Hardware¶
The SCF operates one GPU available to all SCF users on an equal basis and many other GPUs purchased by research groups that are available to group members at regular priority and to other SCF users at lower (preemptible) priority.
You need to use the Slurm scheduling software to run any job making use of the GPU. You may want to use an interactive session to develop and test your GPU code. That same link also has information on monitoring GPU usage of your job.
General Access GPUs¶
GPU partition¶
We have one Titan Xp with 12 GB memory on one of our Linux servers (roo), available through the gpu partition.
Savio¶
Access to GPUs on Savio is available through the Savio faculty computing allowance. Please contact SCF staff for more information.
Research Group GPUs¶
The SCF also operates the following research group GPUs. These GPUs are owned by individual faculty members, but anyone can run jobs on them. If you are not a member of the lab group, your jobs will run on a preemptible basis, which means they can be cancelled at any time by a higher-priority jobs. These servers can be accessed by submitting to specific partition of interest using the Slurm scheduling software.
Note that some GPU machines are located at the NASA Ames facility approximately 75 km from Berkeley, where the SCF fileservers hosting home and scratch directories (via NFS) are located. This distance results a two microsecond latency that when working with many (often small) files (including Conda/Mamba-related work) can sometimes cause slowness and laggy behavior. Local disks are available to group members to help work around this problem.

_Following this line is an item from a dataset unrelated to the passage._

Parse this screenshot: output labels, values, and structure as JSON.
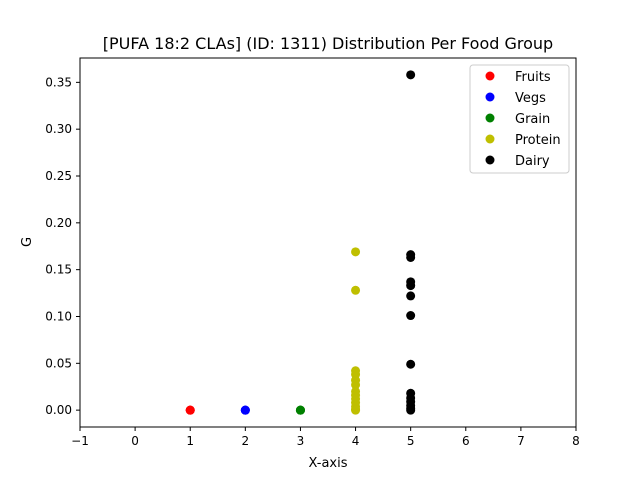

| Partition | Machine Name | GPU Type (Number of GPUs) | GPU Memory | Location |
|---|---|---|---|---|
jsteinhardt | balrog | A100 (8) | 40 GB | Berkeley |
jsteinhardt | saruman | A100 (10) | 80 GB | Berkeley |
jsteinhardt | rainbowquartz | A5000 (8) | 24 GB | Berkeley |
jsteinhardt | smokyquartz | A4000 (8) | 16 GB | Berkeley |
jsteinhardt | sunstone | A4000 (8) | 16 GB | Berkeley |
jsteinhardt | smaug | Quadro RTX 8000 (1) | 48 GB | Berkeley |
jsteinhardt | shadowfax | GeForce RTX 2080 Ti (8) | 11 GB | Berkeley |
yugroup | treebeard | A100 (1) | 40 GB | Berkeley |
yugroup | merry | GeForce GTX TITAN X (1) | 12 GB | Berkeley |
yugroup | morgoth | Titan Xp (1) | 12 GB | Berkeley |
yugroup | morgoth | Titan X (Pascal) (1) | 12 GB | Berkeley |
yss | luthien | A100 (4) | 80 GB | Berkeley |
yss | beren | A100 (8) | 80 GB | Berkeley |
songmei | feanor[1] | H200 (8) | 144 GB | NASA Ames[2] |
berkeleynlp | horton[1] | H200 (8) | 144 GB | NASA Ames[2] |
berkeleynlp | lorax[1] | H200 (8) | 144 GB | NASA Ames[2] |
Note that some GPU machines are located at the NASA Ames facility approximately 75 km from Berkeley, where the SCF fileservers hosting home and scratch directories (via NFS) are located. This distance causes a two microsecond latency that when working with many (often small) files (including Conda/Mamba-related work) can sometimes cause slowness and laggy behavior. Local disks are available to group members to help work around this problem.